A car moves at a speed of 50 kilometers/hour. Its kinetic energy is 400 joules. If the same car moves at a speed of 100 kilometers/hour, then its kinetic energy will be joules. The braking distance at the faster speed is the braking distance at the slower speed.

Answer 1

Explanation :

Speed of car, $v_1=50\ km/h=13.8\ m/s$

Kinetic energy of the car, $KE_1=400\ J$

Speed of car, $v_2=100\ km/h=27.7\ m/s$

Let $KE_2$ is the kinetic energy of the car when it is moving with 100 km/h.

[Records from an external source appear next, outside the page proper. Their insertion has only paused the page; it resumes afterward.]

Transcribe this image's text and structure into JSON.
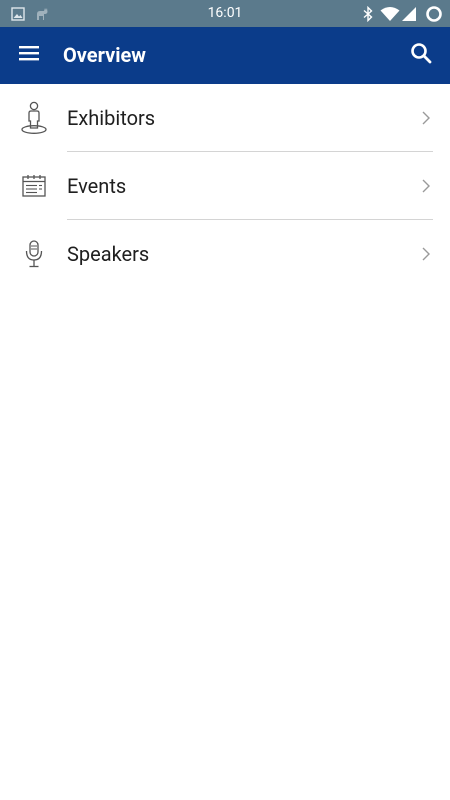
{
  "status_bar": {
    "time": "16:01",
    "left_icons": [
      "image-icon",
      "cat-icon"
    ],
    "right_icons": [
      "bluetooth-icon",
      "wifi-icon",
      "signal-icon",
      "sync-ring-icon"
    ],
    "background": "#5b7a8c"
  },
  "app_bar": {
    "title": "Overview",
    "background": "#0b3c8a",
    "menu_icon": "hamburger-menu-icon",
    "search_icon": "search-icon"
  },
  "list": {
    "items": [
      {
        "label": "Exhibitors",
        "icon": "exhibitor-person-icon"
      },
      {
        "label": "Events",
        "icon": "calendar-icon"
      },
      {
        "label": "Speakers",
        "icon": "microphone-icon"
      }
    ]
  }
}
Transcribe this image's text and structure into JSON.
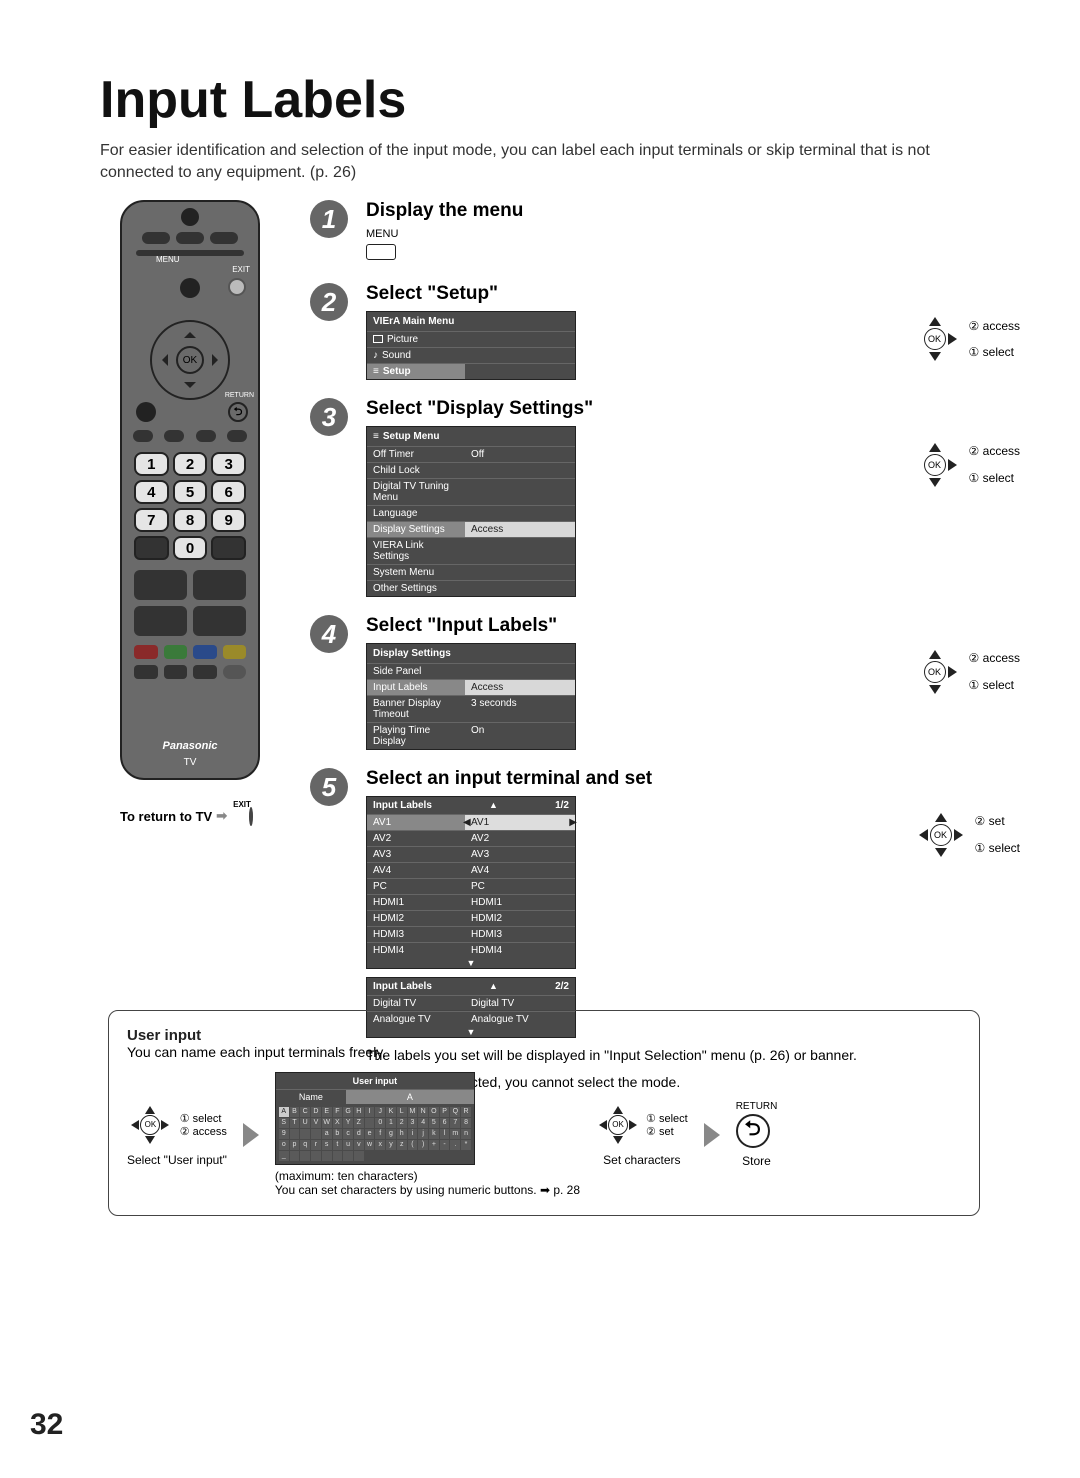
{
  "title": "Input Labels",
  "intro": "For easier identification and selection of the input mode, you can label each input terminals or skip terminal that is not connected to any equipment. (p. 26)",
  "remote": {
    "brand": "Panasonic",
    "tv": "TV",
    "ok": "OK",
    "menu": "MENU",
    "exit": "EXIT",
    "return": "RETURN",
    "ret": "⮌"
  },
  "return_to_tv": "To return to TV",
  "steps": [
    {
      "num": "1",
      "title": "Display the menu",
      "sub": "MENU"
    },
    {
      "num": "2",
      "title": "Select \"Setup\"",
      "panel": {
        "hdr": "VIErA  Main Menu",
        "items": [
          "Picture",
          "Sound",
          "Setup"
        ],
        "sel": 2
      },
      "ok": {
        "a": "② access",
        "b": "① select"
      }
    },
    {
      "num": "3",
      "title": "Select \"Display Settings\"",
      "panel": {
        "hdr": "Setup Menu",
        "rows": [
          [
            "Off Timer",
            "Off"
          ],
          [
            "Child Lock",
            ""
          ],
          [
            "Digital TV Tuning Menu",
            ""
          ],
          [
            "Language",
            ""
          ],
          [
            "Display Settings",
            "Access"
          ],
          [
            "VIERA Link Settings",
            ""
          ],
          [
            "System Menu",
            ""
          ],
          [
            "Other Settings",
            ""
          ]
        ],
        "sel": 4
      },
      "ok": {
        "a": "② access",
        "b": "① select"
      }
    },
    {
      "num": "4",
      "title": "Select \"Input Labels\"",
      "panel": {
        "hdr": "Display Settings",
        "rows": [
          [
            "Side Panel",
            ""
          ],
          [
            "Input Labels",
            "Access"
          ],
          [
            "Banner Display Timeout",
            "3 seconds"
          ],
          [
            "Playing Time Display",
            "On"
          ]
        ],
        "sel": 1
      },
      "ok": {
        "a": "② access",
        "b": "① select"
      }
    },
    {
      "num": "5",
      "title": "Select an input terminal and set",
      "panel1": {
        "hdr": "Input Labels",
        "page": "1/2",
        "rows": [
          [
            "AV1",
            "AV1"
          ],
          [
            "AV2",
            "AV2"
          ],
          [
            "AV3",
            "AV3"
          ],
          [
            "AV4",
            "AV4"
          ],
          [
            "PC",
            "PC"
          ],
          [
            "HDMI1",
            "HDMI1"
          ],
          [
            "HDMI2",
            "HDMI2"
          ],
          [
            "HDMI3",
            "HDMI3"
          ],
          [
            "HDMI4",
            "HDMI4"
          ]
        ],
        "sel": 0
      },
      "panel2": {
        "hdr": "Input Labels",
        "page": "2/2",
        "rows": [
          [
            "Digital TV",
            "Digital TV"
          ],
          [
            "Analogue TV",
            "Analogue TV"
          ]
        ]
      },
      "ok": {
        "a": "② set",
        "b": "① select"
      }
    }
  ],
  "note1": "The labels you set will be displayed in \"Input Selection\" menu (p. 26) or banner.",
  "note2": "If \"Skip\" is selected, you cannot select the mode.",
  "user": {
    "title": "User input",
    "intro": "You can name each input terminals freely.",
    "c1": {
      "a": "① select",
      "b": "② access",
      "caption": "Select \"User input\""
    },
    "c2": {
      "hdr": "User input",
      "name": "Name",
      "val": "A",
      "caption1": "(maximum: ten characters)",
      "caption2": "You can set characters by using numeric buttons. ➡ p. 28"
    },
    "c3": {
      "a": "① select",
      "b": "② set",
      "caption": "Set characters"
    },
    "c4": {
      "label": "RETURN",
      "caption": "Store"
    }
  },
  "page": "32"
}
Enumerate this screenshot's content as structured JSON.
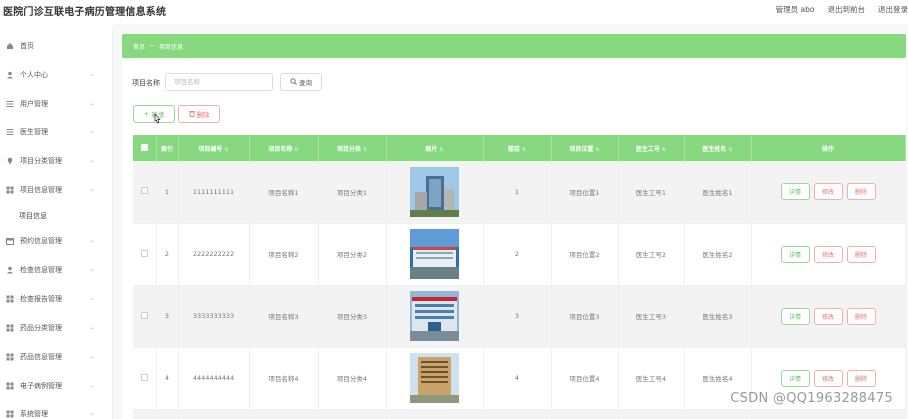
{
  "header": {
    "title": "医院门诊互联电子病历管理信息系统",
    "admin_label": "管理员 abo",
    "back_front_label": "退出到前台",
    "logout_label": "退出登录"
  },
  "sidebar": {
    "items": [
      {
        "label": "首页",
        "icon": "home-icon"
      },
      {
        "label": "个人中心",
        "icon": "user-icon"
      },
      {
        "label": "用户管理",
        "icon": "list-icon"
      },
      {
        "label": "医生管理",
        "icon": "list-icon"
      },
      {
        "label": "项目分类管理",
        "icon": "pin-icon"
      },
      {
        "label": "项目信息管理",
        "icon": "grid-icon"
      },
      {
        "label": "预约信息管理",
        "icon": "calendar-icon"
      },
      {
        "label": "检查信息管理",
        "icon": "user-icon"
      },
      {
        "label": "检查报告管理",
        "icon": "grid-icon"
      },
      {
        "label": "药品分类管理",
        "icon": "grid-icon"
      },
      {
        "label": "药品信息管理",
        "icon": "grid-icon"
      },
      {
        "label": "电子病例管理",
        "icon": "grid-icon"
      },
      {
        "label": "系统管理",
        "icon": "grid-icon"
      }
    ],
    "sub_item": "项目信息"
  },
  "breadcrumb": {
    "home": "首页",
    "separator": "—",
    "current": "项目信息"
  },
  "search": {
    "label": "项目名称",
    "placeholder": "项目名称",
    "button_label": "查询"
  },
  "toolbar": {
    "add_label": "新增",
    "delete_label": "删除"
  },
  "table": {
    "columns": [
      "索引",
      "项目编号",
      "项目名称",
      "项目分类",
      "图片",
      "楼层",
      "项目位置",
      "医生工号",
      "医生姓名",
      "操作"
    ],
    "rows": [
      {
        "index": "1",
        "code": "1111111111",
        "name": "项目名称1",
        "category": "项目分类1",
        "floor": "1",
        "location": "项目位置1",
        "doctor_id": "医生工号1",
        "doctor_name": "医生姓名1"
      },
      {
        "index": "2",
        "code": "2222222222",
        "name": "项目名称2",
        "category": "项目分类2",
        "floor": "2",
        "location": "项目位置2",
        "doctor_id": "医生工号2",
        "doctor_name": "医生姓名2"
      },
      {
        "index": "3",
        "code": "3333333333",
        "name": "项目名称3",
        "category": "项目分类3",
        "floor": "3",
        "location": "项目位置3",
        "doctor_id": "医生工号3",
        "doctor_name": "医生姓名3"
      },
      {
        "index": "4",
        "code": "4444444444",
        "name": "项目名称4",
        "category": "项目分类4",
        "floor": "4",
        "location": "项目位置4",
        "doctor_id": "医生工号4",
        "doctor_name": "医生姓名4"
      }
    ],
    "actions": {
      "detail": "详情",
      "edit": "修改",
      "remove": "删除"
    }
  },
  "watermark": "CSDN @QQ1963288475",
  "colors": {
    "accent": "#87d97f",
    "danger": "#e27575",
    "success": "#6abf69"
  }
}
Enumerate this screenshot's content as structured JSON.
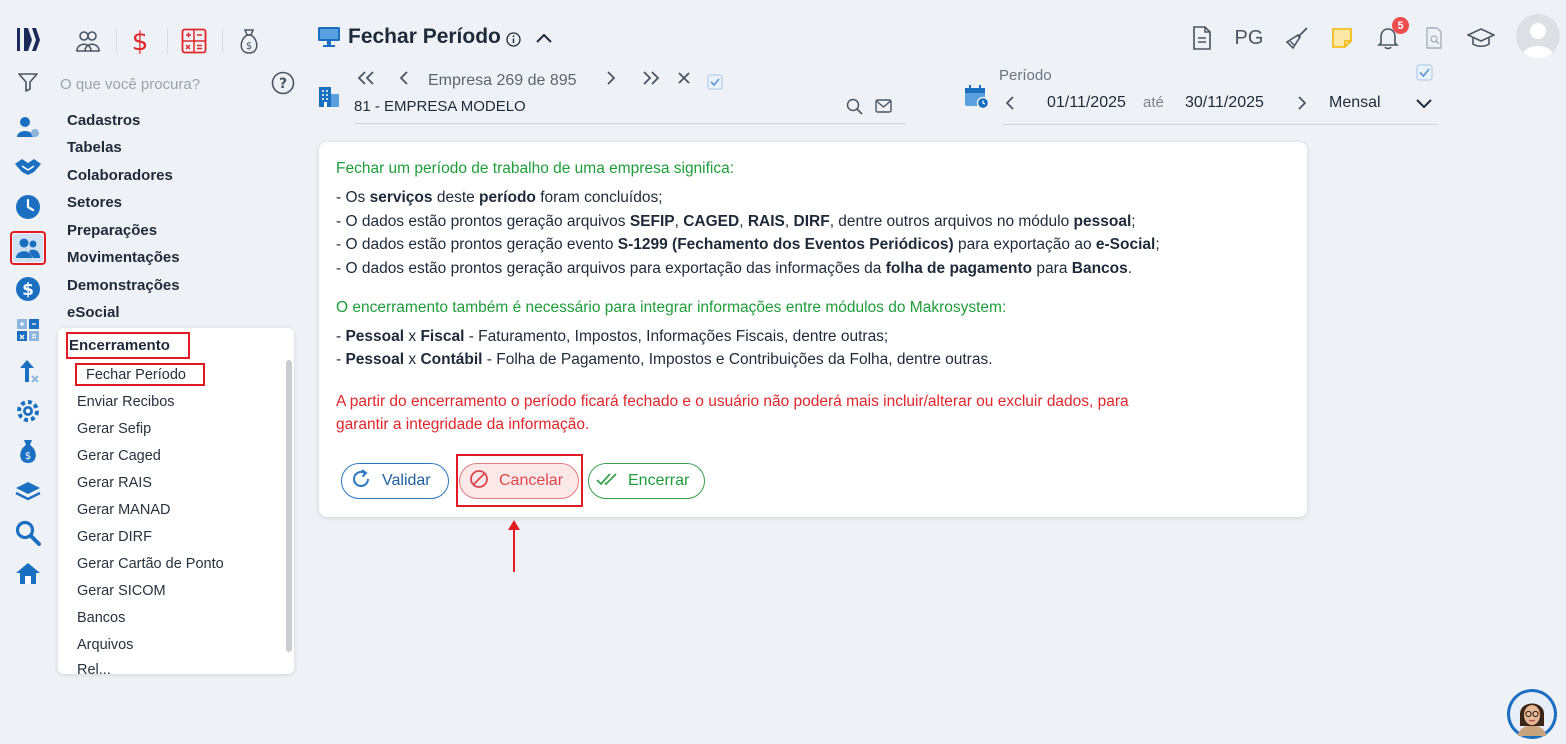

$\dfrac{KE_1}{KE_2}=\dfrac{\dfrac{1}{2}mv_1^2}{\dfrac{1}{2}mv_2^2}$

$\dfrac{KE_1}{KE_2}=\dfrac{v_1^2}{v_2^2}$

$KE_2=KE_1(\dfrac{v_2}{v_1})^2$

$KE_2=400\ J\times (\dfrac{27.7\ m/s}{13.8\ m/s})^2$

$KE_2=1611.6\ J$  

Initial velocity of both cars are 0. Using third equation of motion :

So, $S_1=\dfrac{v_1^2}{2a}=\dfrac{v_1t}{2}=\dfrac{v_1t}{2}$

and $S_2=\dfrac{v_2^2}{2a}=\dfrac{v_2t}{2}=\dfrac{v_2t}{2}$

t is same. So,

$\dfrac{S_1}{S_2}=\dfrac{50\ m/s}{100\ m/s}$

$\dfrac{S_1}{S_2}=\dfrac{1}{2}$

$S_2=2\ S_1$

So, the braking distance at the faster speed is twice the braking distance at the slower speed.

Answer 2

I just took this test its 1,600 and quadruple.